The recurrence for computing the number of ways of stopping is a sort of generalised Fibonacci: each value is the sum of approximately the last half of the preceding values.
What prompts asking the question here?
I have repeated the calculation and confirm the results.
What is interesting, the sequence in the second column satisfies a recurrence relation
Good insight and it may affect gjm's calculations. It took me enough time to see what you were saying that I'll spell it out for others...
This string is impossible because it would have stopped at "01". In general every terminating string of length N will necessarily end with N/2 1's, and its variable prefix necessarily cannot contain a substring that would have terminated. For example, you can't count strings that match pattens like: x1xx..., xx11xx..., xxx111xx..., and xxxx1111xx.. and the coverage of later exclusion patterns overlaps with earlier exclusion patterns which makes the counting a bit tricky (that is, 0101110... is doubly excluded by x1 and xxx111).
A sequence cannot end after an odd number of bits, because if you have 2n+1 bits ending with (n+1) 1s then you first had 2n bits ending with n 1s, and would have ended there.
Let A(n) = the number of sequences that terminate after exactly n steps, B(n) = the number of sequences of length n that haven't terminated yet, and B(n,k) = the number of sequences of length n that haven't terminated yet ending with exactly k 1s. Then A(2n) = B(2n-1,n-1) and A(2n+1) = 0.
For any k<n/2, B(n,k) = B(n-k-1). (The sequences counted by B(n,k) all end with a 0 and then k 1s, and didn't terminate before that.) So, in particular, A(2n) = B(2n-1-(n-1)-1) = B(n-1).
B(n) = sum {0<=k<n/2} of B(n,k) = sum {0<=k<n/2} of B(n-k-1).
It isn't immediately obvious to me how to get a closed form out of this, so I computed the first few terms and looked the numbers up in the Online Encyclopedia of Integer Sequences. It appears to be http://oeis.org/A002083 whose elements are conjectured to be asymptotically constant*2^n. (It's interesting that the descriptions of this sequence in OEIS don't mention anything trivially equivalent to what GSE has asked about here.)
The unconditional average length -- which we already know is infinite -- is the infinite sum {n>=1} of 2n A(2n) / 2^(2n) = the sum {n>=1} of 2n B(n-1) / 2^n. Writing b(x) = sum { n>=0 } of B(n) x^n, this equals 2b'(1/2). The information about the generating function on the OEIS page implies that b(1/2) is infinite but b(x) is finite for x<1/2, which implies that 2b'(1/2) is infinite. Check.
The average length of sequences that terminate is harder: it's lim { N->inf } of sum { 1<=n<=N } of 2n A(2n) / (2^2N-B(2N)).
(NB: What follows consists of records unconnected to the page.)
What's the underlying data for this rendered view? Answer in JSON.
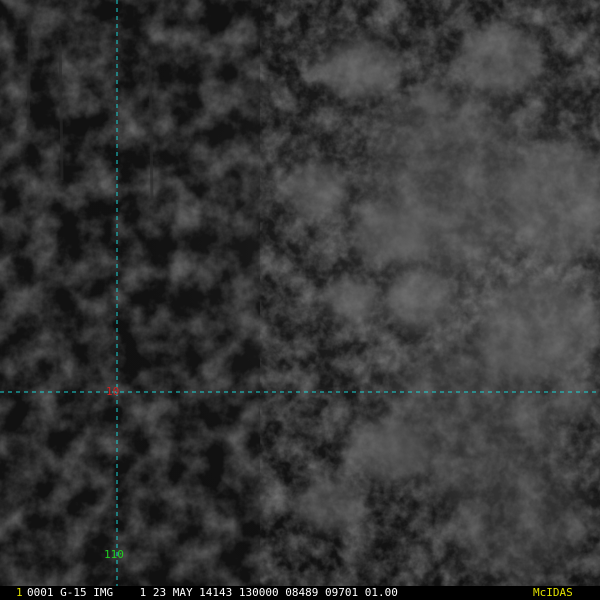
{
  "image": {
    "description_icon": "satellite-cloud-imagery",
    "grid_color": "#19d3d3",
    "background_color": "#101010"
  },
  "grid": {
    "latitude_label": "10",
    "latitude_label_color": "#d02020",
    "longitude_label": "110",
    "longitude_label_color": "#20d020"
  },
  "status_bar": {
    "frame_number": "1",
    "frame_number_color": "#e0e000",
    "text": "0001 G-15 IMG    1 23 MAY 14143 130000 08489 09701 01.00",
    "text_color": "#ffffff",
    "brand": "McIDAS",
    "brand_color": "#e0e000"
  }
}
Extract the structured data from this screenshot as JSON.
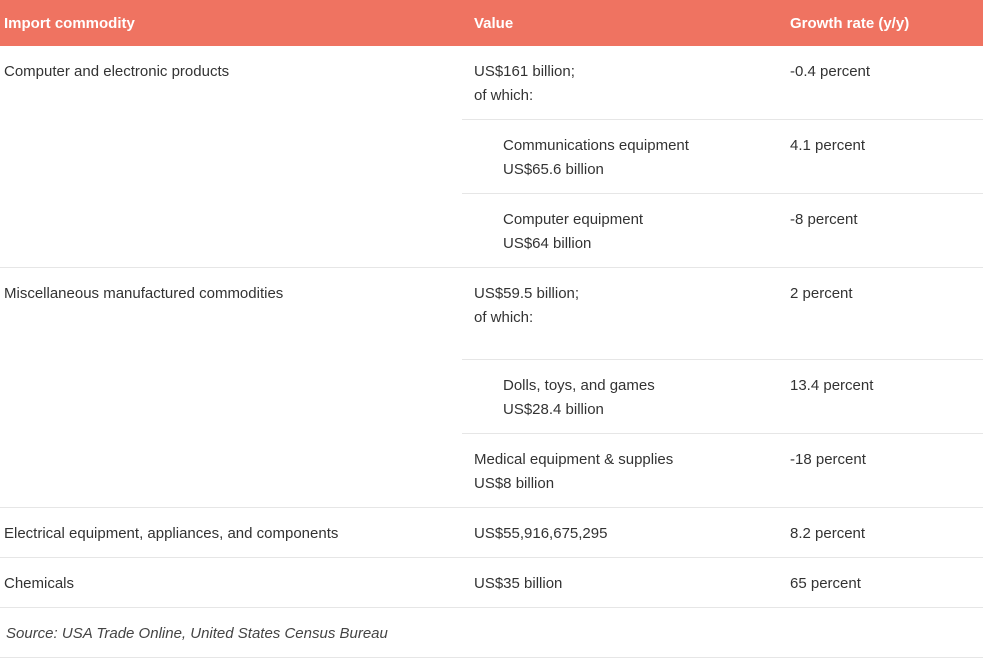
{
  "header": {
    "col1": "Import commodity",
    "col2": "Value",
    "col3": "Growth rate (y/y)"
  },
  "groups": [
    {
      "commodity": "Computer and electronic products",
      "rows": [
        {
          "value_line1": "US$161 billion;",
          "value_line2": "of which:",
          "growth": "-0.4 percent"
        },
        {
          "value_line1": "Communications equipment",
          "value_line2": "US$65.6 billion",
          "growth": "4.1 percent"
        },
        {
          "value_line1": "Computer equipment",
          "value_line2": "US$64 billion",
          "growth": "-8 percent"
        }
      ]
    },
    {
      "commodity": "Miscellaneous manufactured commodities",
      "rows": [
        {
          "value_line1": "US$59.5 billion;",
          "value_line2": "of which:",
          "growth": "2 percent"
        },
        {
          "value_line1": "Dolls, toys, and games",
          "value_line2": "US$28.4 billion",
          "growth": "13.4 percent"
        },
        {
          "value_line1": "Medical equipment & supplies",
          "value_line2": "US$8 billion",
          "growth": "-18 percent"
        }
      ]
    },
    {
      "commodity": "Electrical equipment, appliances, and components",
      "rows": [
        {
          "value_line1": "US$55,916,675,295",
          "growth": "8.2 percent"
        }
      ]
    },
    {
      "commodity": "Chemicals",
      "rows": [
        {
          "value_line1": "US$35 billion",
          "growth": "65 percent"
        }
      ]
    }
  ],
  "source": "Source: USA Trade Online, United States Census Bureau",
  "colors": {
    "header_bg": "#ef7361",
    "header_text": "#ffffff",
    "border": "#e6e6e6"
  }
}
Since I'm supposed to be doing the work I'm paid to do right now, I'll leave it there for someone who may or may not be me to come back to :-).
(It's interesting that the descriptions of this sequence in OEIS don't mention anything trivially equivalent to what GSE has asked about here.)
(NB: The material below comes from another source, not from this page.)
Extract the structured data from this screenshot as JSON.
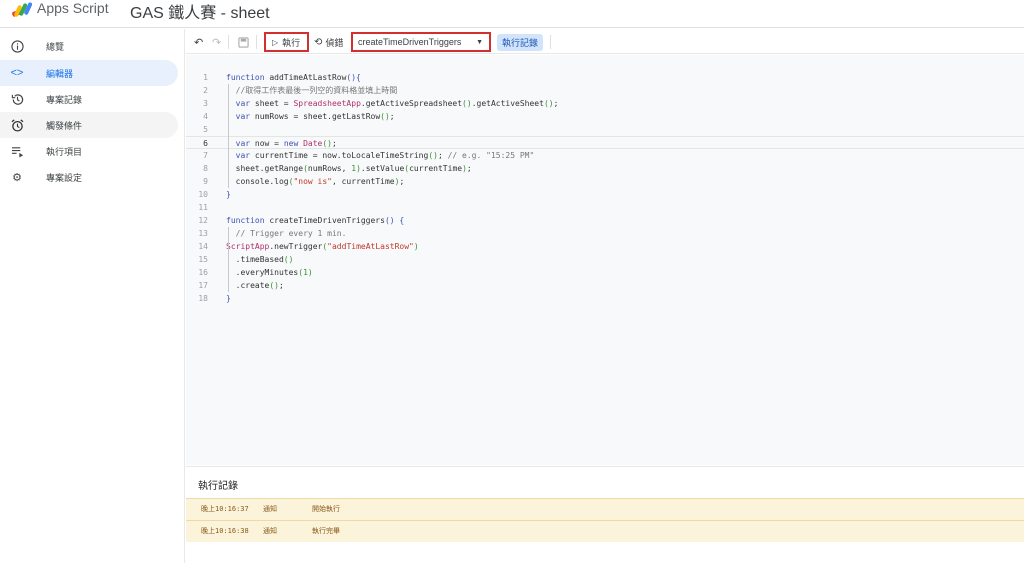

Perhaps not trivially so, but this one from that page is exactly the one I worked out when I looked at the problem, and what I programmed to compute the table:
a(1)=1, else a(n) is sum of [ n/2 ] previous terms.
There's an edge case at the very start that means that the OP's sequence has an extra 1 at the beginning.
I was thinking of the material in the "Comment" section, which lists various examples of where the sequence arises, often (as here) of the form "a(n) = total number of objects of such-and-such a kind satisfying such-and-such conditions". It's true that one of the recurrence relations listed there also arises very straightforwardly from GSE's definition of the sequence, but that's not the same thing.
What about lengths other than n/2?
If the expected number of stopping times is finite, the probability of stopping cannot equal 1. (Because the expected number of stopping times when the first K bits are 0 must go to 0, and therefore pass below 1.)
So looking for a sequence of 1s of length no more than log (base 2) of n plus a constant should be necessary to get it to always stop.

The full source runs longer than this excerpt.